Guidance technology in precise agriculture

Guidance technology is the technology that allows us to automatically control a moving element in a context-full environment. In the field of agriculture it could be used to steer heavy machinery through a densely cultivated field in a precise manner that minimizes the possibility to damage the plants, to spread seeds in the precise and efficient manner or even controlling the weed amounts in the field.

In general we can speak of two main fields of cultivations:

  1. inter-row cultivations where the devices move between rows of crop plants, usually with the intent of cultivating the soil between the rows (for example by weeding it)
  2. Intra-row cultivations where the devices cultivate the rows of crop plants either directly interacting with the plants or their surroundings – soil and weed.

In either case the first step in the guidance algorithm is to find the rows of crop plants and separate them from the background. This task’s difficulty is usually based on the crop plant itself as the spacing of the rows and the plant’s features used to play a significant role, but with modern computer vision tools it is possible to build a general system that can achieve this task in a completely automated and successful fashion.

After locating the rows and inter-row spaces we align the machine and camera accordingly.

If our aim in achieving guidance technology in precision agriculture is inter-row cultivation, then the guiding part is usually over at this point – we keep the machine in the line and focus on cultivating the inter-row soil. Note that a major exception is when we are doing accurate band-spraying and have to locate the main body of the crop plants in order to estimate the desired distance for the spraying.

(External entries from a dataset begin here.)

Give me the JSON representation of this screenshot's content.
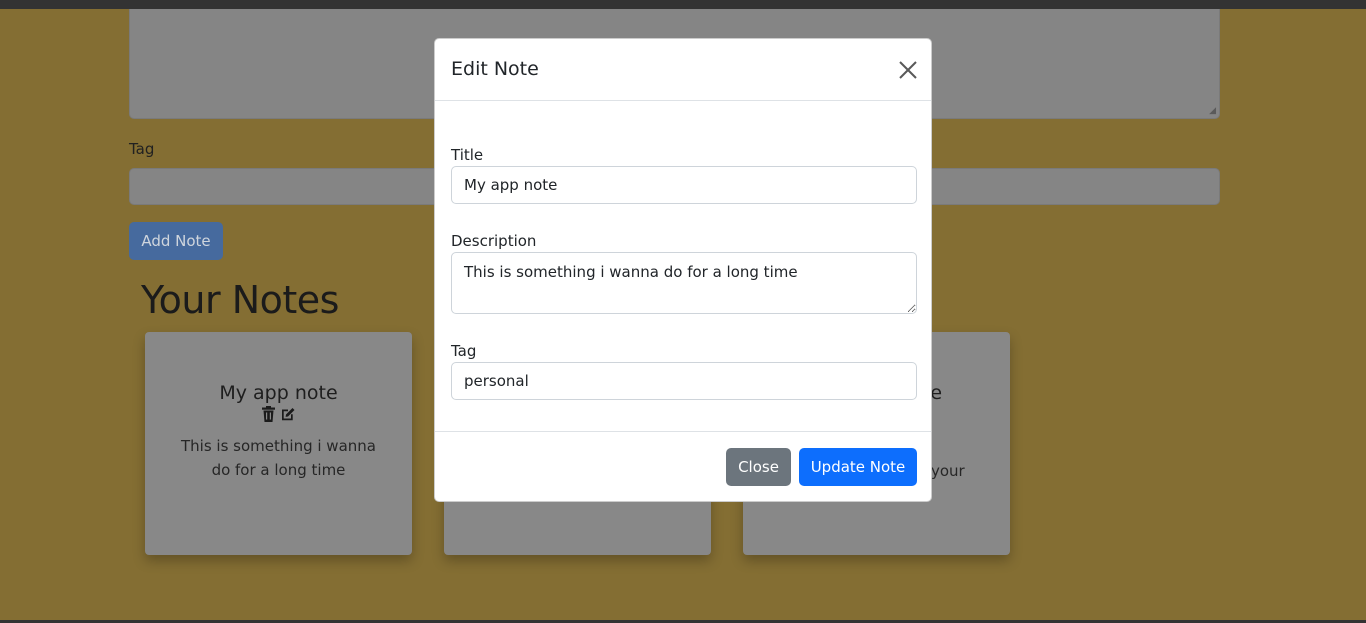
{
  "background_page": {
    "tag_label": "Tag",
    "add_button_label": "Add Note",
    "heading": "Your Notes",
    "cards": [
      {
        "title": "My app note",
        "description": "This is something i wanna do for a long time"
      },
      {
        "title": "",
        "description": ""
      },
      {
        "title_fragment": "nple",
        "description_fragment": "your"
      }
    ]
  },
  "modal": {
    "title": "Edit Note",
    "fields": {
      "title": {
        "label": "Title",
        "value": "My app note"
      },
      "description": {
        "label": "Description",
        "value": "This is something i wanna do for a long time"
      },
      "tag": {
        "label": "Tag",
        "value": "personal"
      }
    },
    "buttons": {
      "close": "Close",
      "update": "Update Note"
    }
  },
  "icons": {
    "modal_close": "close-x-icon",
    "card_delete": "trash-icon",
    "card_edit": "edit-icon"
  },
  "colors": {
    "overlay_background": "#846e33",
    "primary": "#0d6efd",
    "secondary": "#6c757d"
  }
}
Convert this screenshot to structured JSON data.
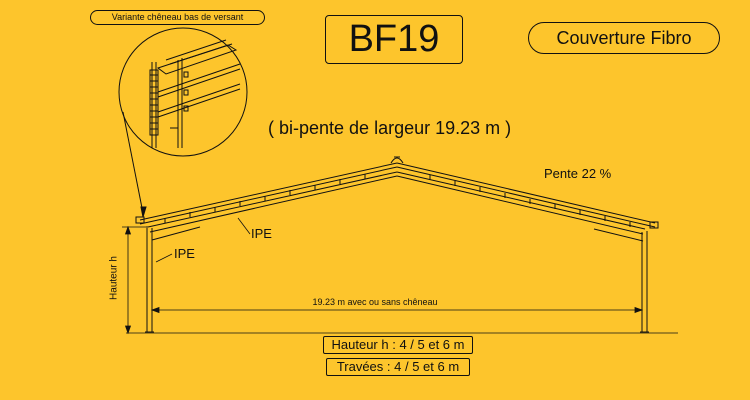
{
  "title": "BF19",
  "cover_label": "Couverture Fibro",
  "variant_label": "Variante chêneau bas de versant",
  "subtitle": "( bi-pente de largeur 19.23 m )",
  "slope_label": "Pente 22 %",
  "beam_label_rafter": "IPE",
  "beam_label_column": "IPE",
  "height_axis_label": "Hauteur h",
  "width_label": "19.23 m avec ou sans chêneau",
  "height_options": "Hauteur h : 4 / 5 et 6  m",
  "bay_options": "Travées : 4 / 5  et  6  m",
  "colors": {
    "background": "#FDC52C",
    "line": "#111111"
  }
}
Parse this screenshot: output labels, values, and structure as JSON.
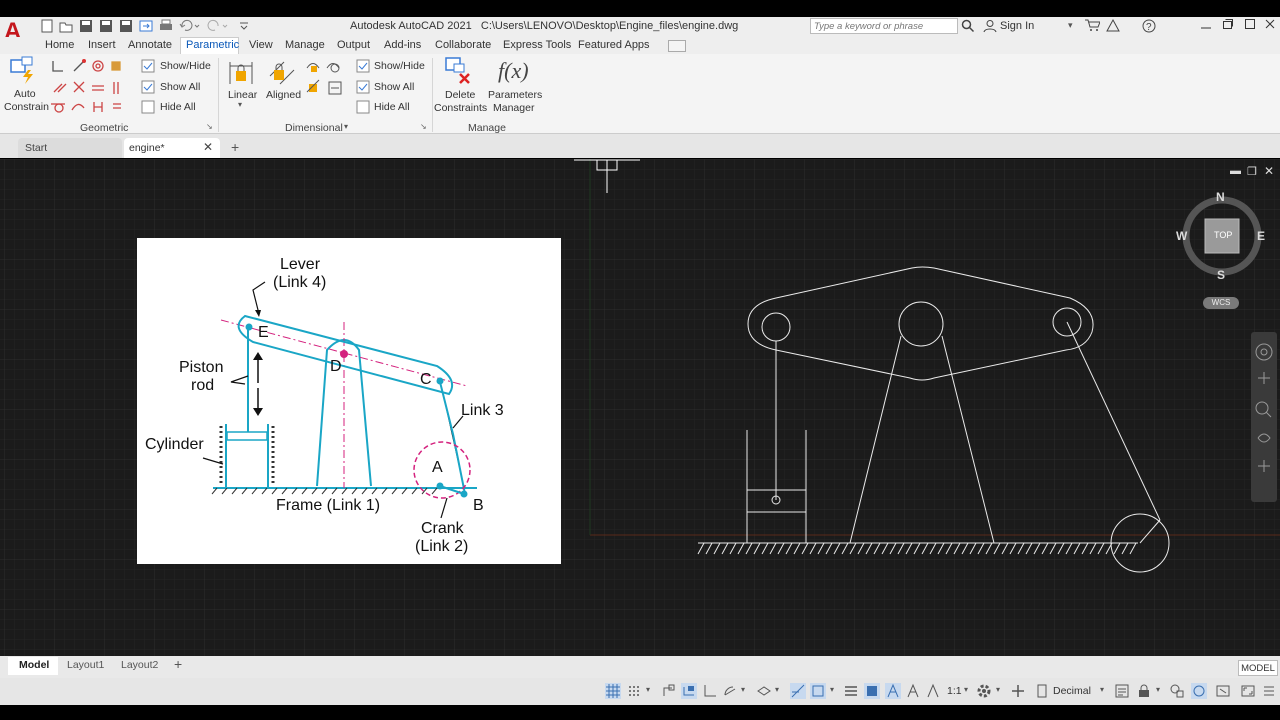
{
  "window": {
    "title": "Autodesk AutoCAD 2021",
    "path": "C:\\Users\\LENOVO\\Desktop\\Engine_files\\engine.dwg",
    "logo_letter": "A",
    "search_placeholder": "Type a keyword or phrase",
    "sign_in": "Sign In"
  },
  "ribbon_tabs": [
    "Home",
    "Insert",
    "Annotate",
    "Parametric",
    "View",
    "Manage",
    "Output",
    "Add-ins",
    "Collaborate",
    "Express Tools",
    "Featured Apps"
  ],
  "active_tab": "Parametric",
  "ribbon": {
    "geometric": {
      "auto_constrain_line1": "Auto",
      "auto_constrain_line2": "Constrain",
      "show_hide": "Show/Hide",
      "show_all": "Show All",
      "hide_all": "Hide All",
      "group_label": "Geometric"
    },
    "dimensional": {
      "linear": "Linear",
      "aligned": "Aligned",
      "show_hide": "Show/Hide",
      "show_all": "Show All",
      "hide_all": "Hide All",
      "group_label": "Dimensional"
    },
    "manage": {
      "delete_line1": "Delete",
      "delete_line2": "Constraints",
      "params_line1": "Parameters",
      "params_line2": "Manager",
      "params_glyph": "f(x)",
      "group_label": "Manage"
    }
  },
  "doc_tabs": [
    {
      "label": "Start"
    },
    {
      "label": "engine*"
    }
  ],
  "viewcube": {
    "north": "N",
    "south": "S",
    "east": "E",
    "west": "W",
    "face": "TOP",
    "wcs": "WCS"
  },
  "reference_image": {
    "lever": "Lever",
    "lever_sub": "(Link 4)",
    "piston": "Piston",
    "piston_sub": "rod",
    "cylinder": "Cylinder",
    "frame": "Frame (Link 1)",
    "crank": "Crank",
    "crank_sub": "(Link 2)",
    "link3": "Link 3",
    "point_e": "E",
    "point_d": "D",
    "point_c": "C",
    "point_a": "A",
    "point_b": "B"
  },
  "layout_tabs": [
    "Model",
    "Layout1",
    "Layout2"
  ],
  "status": {
    "model_badge": "MODEL",
    "scale": "1:1",
    "units": "Decimal"
  },
  "colors": {
    "canvas": "#1b1b1b",
    "sketch_line": "#1aa6c6",
    "centerline": "#d4227e",
    "ribbon_bg": "#f4f4f4"
  }
}
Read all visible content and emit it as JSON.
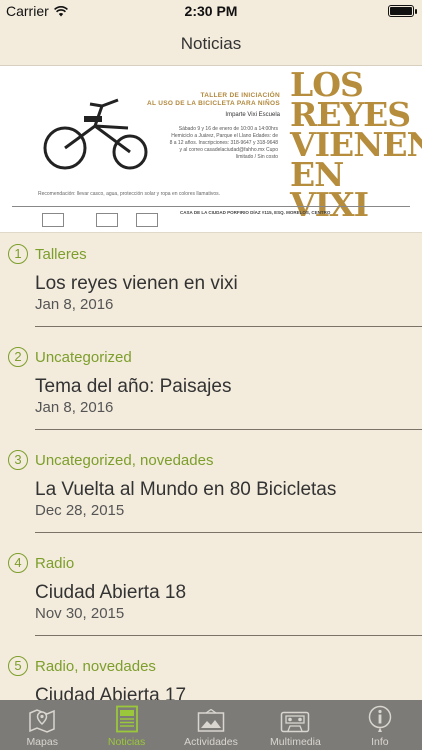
{
  "status": {
    "carrier": "Carrier",
    "time": "2:30 PM"
  },
  "nav": {
    "title": "Noticias"
  },
  "banner": {
    "headline_1": "TALLER DE INICIACIÓN",
    "headline_2": "AL USO DE LA BICICLETA PARA NIÑOS",
    "subtitle": "Imparte Vixi Escuela",
    "details": "Sábado 9 y 16 de enero de 10:00 a 14:00hrs Hemiciclo a Juárez, Parque el Llano Edades: de 8 a 12 años. Inscripciones: 318-9647 y 318-9648 y al correo casadelaciudad@fahho.mx Cupo limitado / Sin costo",
    "recommendation": "Recomendación: llevar casco, agua, protección solar y ropa en colores llamativos.",
    "big_title": "Los reyes vienen en vixi",
    "address": "CASA DE LA CIUDAD PORFIRIO DÍAZ #115, ESQ. MORELOS, CENTRO"
  },
  "news": [
    {
      "num": "1",
      "category": "Talleres",
      "title": "Los reyes vienen en vixi",
      "date": "Jan 8, 2016"
    },
    {
      "num": "2",
      "category": "Uncategorized",
      "title": "Tema del año: Paisajes",
      "date": "Jan 8, 2016"
    },
    {
      "num": "3",
      "category": "Uncategorized, novedades",
      "title": "La Vuelta al Mundo en 80 Bicicletas",
      "date": "Dec 28, 2015"
    },
    {
      "num": "4",
      "category": "Radio",
      "title": "Ciudad Abierta 18",
      "date": "Nov 30, 2015"
    },
    {
      "num": "5",
      "category": "Radio, novedades",
      "title": "Ciudad Abierta 17",
      "date": ""
    }
  ],
  "tabs": [
    {
      "label": "Mapas",
      "icon": "map-icon"
    },
    {
      "label": "Noticias",
      "icon": "newspaper-icon",
      "active": true
    },
    {
      "label": "Actividades",
      "icon": "picture-icon"
    },
    {
      "label": "Multimedia",
      "icon": "cassette-icon"
    },
    {
      "label": "Info",
      "icon": "info-icon"
    }
  ],
  "colors": {
    "accent": "#7d9e2b",
    "tab_active": "#9bc83a",
    "background": "#f3ecdd",
    "tabbar": "#7d7b78"
  }
}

Things are much more sophisticated when intra-row cultivation is required and we need to recognize individual plants. Whilst building a species-specific model is an option – it is a bad one. The goal should be to find the plants in an automated and generic manner as possible and to that end there is a vast array of computer vision techniques and tools that can be used – from contour finding to deep learning – but in essence the idea is to use the relative order of the crop plants in contrast to the random distribution of weeds.

For that end we would ideally want to see as many rows as possible in each frame to better capture the pattern of the plants and in some scenarios this might require using more than one camera in parallel.